More missions followed. The Prime Minister and Generals Eisenhower and Bradley wanted to know about the other beaches – Sword, Juno, Utah, and the trickiest of all, Omaha, which presented a high bluff to be scaled beyond the sand. Scott-Bowden and Ogden-Smith reconnoitred Omaha in January, based for four days in a midget X20 submarine, emerging at night.

When Scott-Bowden was summoned to speak to a dozen admirals and generals at Norfolk House in London's St James's Square, he had a simple message for Bradley: "Sir, I hope you don't mind me saying it, but this beach [Omaha] is a very formidable proposition indeed and there are bound to be tremendous casualties." Bradley replied, "I know, my boy, I know" – but Omaha was the only usable beach between Utah and Gold. The conversation is reported in Antony Beevor's book D-Day (2009).

As D-Day approached, Eisenhower approved Scott-Bowden and Ogden-Smith as pilots for the American assault on Omaha. The two went in separate boats, Scott-Bowden's crew a US Navy lieutenant and two US sailors.

He advised the Americans that the craft carrying the tanks should launch them closer to shore than envisaged because the sea was rougher than expected. But the craft stopped 5,000 yards out to disgorge the "swimming" Duplex Drive (DD) Shermans. Of 32 tanks of the US 741st Tank Battalion launched off Omaha, only five got as far as testing their weight on the sand he had surveyed.

Meanwhile, his warning to Bradley was coming true before his eyes. The US Army Air Corps' support bombing had failed to disable the German guns guarding the half-dozen routes up the 150ft-high bluff, and on the beach below American troops were dying in their hundreds. He was to learn only later how triumphant the rest of the landings, carried out according to his survey, proved to be. Churchill ordered that he and Sergeant Ogden-Smith be decorated, Scott-Bowden receiving the Distinguished Service Order and Military Cross.

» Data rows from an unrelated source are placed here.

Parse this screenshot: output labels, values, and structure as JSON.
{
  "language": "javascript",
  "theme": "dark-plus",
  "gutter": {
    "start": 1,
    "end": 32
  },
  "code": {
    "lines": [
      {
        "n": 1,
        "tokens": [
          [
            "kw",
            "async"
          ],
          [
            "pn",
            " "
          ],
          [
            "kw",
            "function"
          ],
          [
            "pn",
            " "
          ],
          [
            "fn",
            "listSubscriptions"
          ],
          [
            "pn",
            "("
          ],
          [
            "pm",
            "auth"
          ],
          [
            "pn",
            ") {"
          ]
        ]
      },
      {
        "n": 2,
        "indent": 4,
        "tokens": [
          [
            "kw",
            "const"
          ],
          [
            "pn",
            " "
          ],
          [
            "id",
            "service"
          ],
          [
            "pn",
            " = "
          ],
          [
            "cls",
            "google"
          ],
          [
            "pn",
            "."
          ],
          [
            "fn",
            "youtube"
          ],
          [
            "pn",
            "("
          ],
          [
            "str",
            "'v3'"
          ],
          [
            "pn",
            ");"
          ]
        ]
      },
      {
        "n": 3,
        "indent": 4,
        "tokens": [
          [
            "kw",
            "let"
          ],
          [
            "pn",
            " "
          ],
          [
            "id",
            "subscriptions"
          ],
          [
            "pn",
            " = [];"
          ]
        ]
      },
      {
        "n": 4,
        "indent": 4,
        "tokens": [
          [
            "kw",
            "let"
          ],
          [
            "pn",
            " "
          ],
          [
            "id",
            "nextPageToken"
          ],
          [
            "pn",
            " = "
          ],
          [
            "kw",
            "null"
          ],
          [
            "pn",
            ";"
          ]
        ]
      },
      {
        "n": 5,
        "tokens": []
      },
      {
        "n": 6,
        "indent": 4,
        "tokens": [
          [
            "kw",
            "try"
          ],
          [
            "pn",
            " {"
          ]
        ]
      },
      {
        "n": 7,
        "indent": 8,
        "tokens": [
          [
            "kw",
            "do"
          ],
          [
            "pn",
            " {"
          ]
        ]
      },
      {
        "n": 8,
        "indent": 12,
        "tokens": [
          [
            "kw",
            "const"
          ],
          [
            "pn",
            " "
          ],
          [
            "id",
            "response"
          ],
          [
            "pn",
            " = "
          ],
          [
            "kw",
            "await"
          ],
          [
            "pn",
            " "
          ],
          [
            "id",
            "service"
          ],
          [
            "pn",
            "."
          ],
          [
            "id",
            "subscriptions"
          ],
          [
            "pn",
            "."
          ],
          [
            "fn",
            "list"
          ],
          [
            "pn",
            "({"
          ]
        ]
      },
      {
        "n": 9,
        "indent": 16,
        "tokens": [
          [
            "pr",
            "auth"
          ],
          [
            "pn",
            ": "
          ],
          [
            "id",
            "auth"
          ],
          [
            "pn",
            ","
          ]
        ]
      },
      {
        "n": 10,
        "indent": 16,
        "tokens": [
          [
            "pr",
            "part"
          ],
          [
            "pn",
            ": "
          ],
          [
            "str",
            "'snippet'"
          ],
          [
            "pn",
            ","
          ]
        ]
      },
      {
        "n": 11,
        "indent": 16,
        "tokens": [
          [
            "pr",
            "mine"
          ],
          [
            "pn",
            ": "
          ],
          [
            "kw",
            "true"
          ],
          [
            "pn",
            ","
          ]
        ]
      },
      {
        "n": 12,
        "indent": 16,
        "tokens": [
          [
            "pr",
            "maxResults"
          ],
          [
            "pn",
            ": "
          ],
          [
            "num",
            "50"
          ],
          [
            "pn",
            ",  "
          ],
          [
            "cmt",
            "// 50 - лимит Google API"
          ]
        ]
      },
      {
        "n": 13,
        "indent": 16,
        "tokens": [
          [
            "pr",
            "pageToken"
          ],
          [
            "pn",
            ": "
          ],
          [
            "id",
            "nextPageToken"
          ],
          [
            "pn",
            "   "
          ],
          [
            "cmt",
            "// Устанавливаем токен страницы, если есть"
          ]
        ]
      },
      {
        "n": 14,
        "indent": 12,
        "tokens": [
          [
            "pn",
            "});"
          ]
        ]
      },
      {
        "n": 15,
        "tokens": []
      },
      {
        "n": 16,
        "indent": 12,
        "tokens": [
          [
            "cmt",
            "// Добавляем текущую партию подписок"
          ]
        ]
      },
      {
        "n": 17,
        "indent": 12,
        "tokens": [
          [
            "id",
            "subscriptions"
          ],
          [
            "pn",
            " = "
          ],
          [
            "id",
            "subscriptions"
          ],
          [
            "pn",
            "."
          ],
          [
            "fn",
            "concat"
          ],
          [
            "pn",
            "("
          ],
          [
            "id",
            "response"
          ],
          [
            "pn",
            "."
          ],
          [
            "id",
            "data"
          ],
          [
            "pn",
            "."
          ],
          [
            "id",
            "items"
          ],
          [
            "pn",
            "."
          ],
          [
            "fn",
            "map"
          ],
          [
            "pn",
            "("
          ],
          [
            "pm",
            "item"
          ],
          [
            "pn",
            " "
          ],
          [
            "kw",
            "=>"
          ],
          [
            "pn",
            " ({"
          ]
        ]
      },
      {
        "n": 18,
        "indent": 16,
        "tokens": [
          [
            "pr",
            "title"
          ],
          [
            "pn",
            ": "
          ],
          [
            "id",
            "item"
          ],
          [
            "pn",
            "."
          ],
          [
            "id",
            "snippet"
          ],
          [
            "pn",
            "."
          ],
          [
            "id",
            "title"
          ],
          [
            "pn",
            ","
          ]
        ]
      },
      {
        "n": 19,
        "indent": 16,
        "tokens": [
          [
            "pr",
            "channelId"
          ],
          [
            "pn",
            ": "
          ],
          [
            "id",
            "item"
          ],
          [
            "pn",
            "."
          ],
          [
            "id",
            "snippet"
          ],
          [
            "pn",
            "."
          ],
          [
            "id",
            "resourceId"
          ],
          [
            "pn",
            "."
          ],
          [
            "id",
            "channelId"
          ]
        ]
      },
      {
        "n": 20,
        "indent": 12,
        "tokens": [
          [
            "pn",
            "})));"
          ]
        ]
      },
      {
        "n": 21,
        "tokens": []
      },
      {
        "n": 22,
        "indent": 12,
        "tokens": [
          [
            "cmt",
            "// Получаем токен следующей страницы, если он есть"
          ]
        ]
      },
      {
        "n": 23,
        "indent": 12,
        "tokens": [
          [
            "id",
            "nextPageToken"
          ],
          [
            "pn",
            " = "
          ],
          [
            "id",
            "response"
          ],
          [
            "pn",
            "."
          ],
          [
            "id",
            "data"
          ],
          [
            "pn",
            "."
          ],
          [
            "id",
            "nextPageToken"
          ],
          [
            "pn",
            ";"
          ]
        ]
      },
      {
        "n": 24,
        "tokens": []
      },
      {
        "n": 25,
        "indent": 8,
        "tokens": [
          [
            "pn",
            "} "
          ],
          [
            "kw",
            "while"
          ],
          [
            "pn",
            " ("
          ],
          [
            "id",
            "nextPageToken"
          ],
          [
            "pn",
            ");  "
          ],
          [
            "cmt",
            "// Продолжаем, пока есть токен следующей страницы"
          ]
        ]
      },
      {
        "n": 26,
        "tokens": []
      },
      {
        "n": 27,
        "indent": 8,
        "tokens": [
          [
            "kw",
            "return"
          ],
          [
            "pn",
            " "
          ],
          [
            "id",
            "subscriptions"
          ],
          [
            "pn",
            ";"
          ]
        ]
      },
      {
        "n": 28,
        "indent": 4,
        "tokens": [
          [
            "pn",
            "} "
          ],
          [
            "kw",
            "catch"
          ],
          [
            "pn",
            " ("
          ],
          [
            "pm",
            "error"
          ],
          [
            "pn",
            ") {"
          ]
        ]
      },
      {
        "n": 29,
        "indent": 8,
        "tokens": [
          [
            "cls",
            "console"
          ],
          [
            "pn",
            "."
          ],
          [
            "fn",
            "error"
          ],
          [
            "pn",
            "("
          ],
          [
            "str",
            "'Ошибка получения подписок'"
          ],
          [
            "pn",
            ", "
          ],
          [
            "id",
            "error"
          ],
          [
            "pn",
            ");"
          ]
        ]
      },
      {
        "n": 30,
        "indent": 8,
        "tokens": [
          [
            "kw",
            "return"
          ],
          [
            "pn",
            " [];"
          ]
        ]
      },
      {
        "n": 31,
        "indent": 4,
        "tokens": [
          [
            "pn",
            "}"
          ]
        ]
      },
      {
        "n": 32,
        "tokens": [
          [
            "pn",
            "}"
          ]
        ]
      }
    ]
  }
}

He had attended the Royal Military Academy, Woolwich, before being commissioned into the Royal Engineers in 1939 and serving in the Norway campaign of 1940. After D-Day he lead 17 Field Company Royal Engineers across North-west Europe. After Staff College he served in Singapore, Burma – as Brigade Major of 98 Indian Infantry Brigade – and in Palestine, Libya and Korea until 1953. He was promoted Lieutenant-Colonel in 1959.

He served with the British Army of the Rhine and as Head of UK Land Forces Planning Staff, and was Assistant Director of Defence Plans at the Ministry of Defence. He commanded the Royal Engineers' Training Brigade, and in 1969 was called back from the National Defence College, India, to raise and take charge of the Ulster Defence Regiment as its first Commander. He sought to recruit from all sections of the community, and made an appeal on television, staying until 1971. He was then Head of the British Defence Liaison Staff, India until he retired in 1974, after which he was Colonel Commandant, Royal Engineers, until 1980.

Logan Scott-Bowden, soldier: born Whitehaven, Cumbria 21 February 1921; DSO 1944, MC 1944 and Bar 1946, OBE 1964, CBE 1972; married 1950 Helen Jocelyn Price (died 2010; three daughters, three sons); died Ewelme, Oxfordshire 9 February 2014.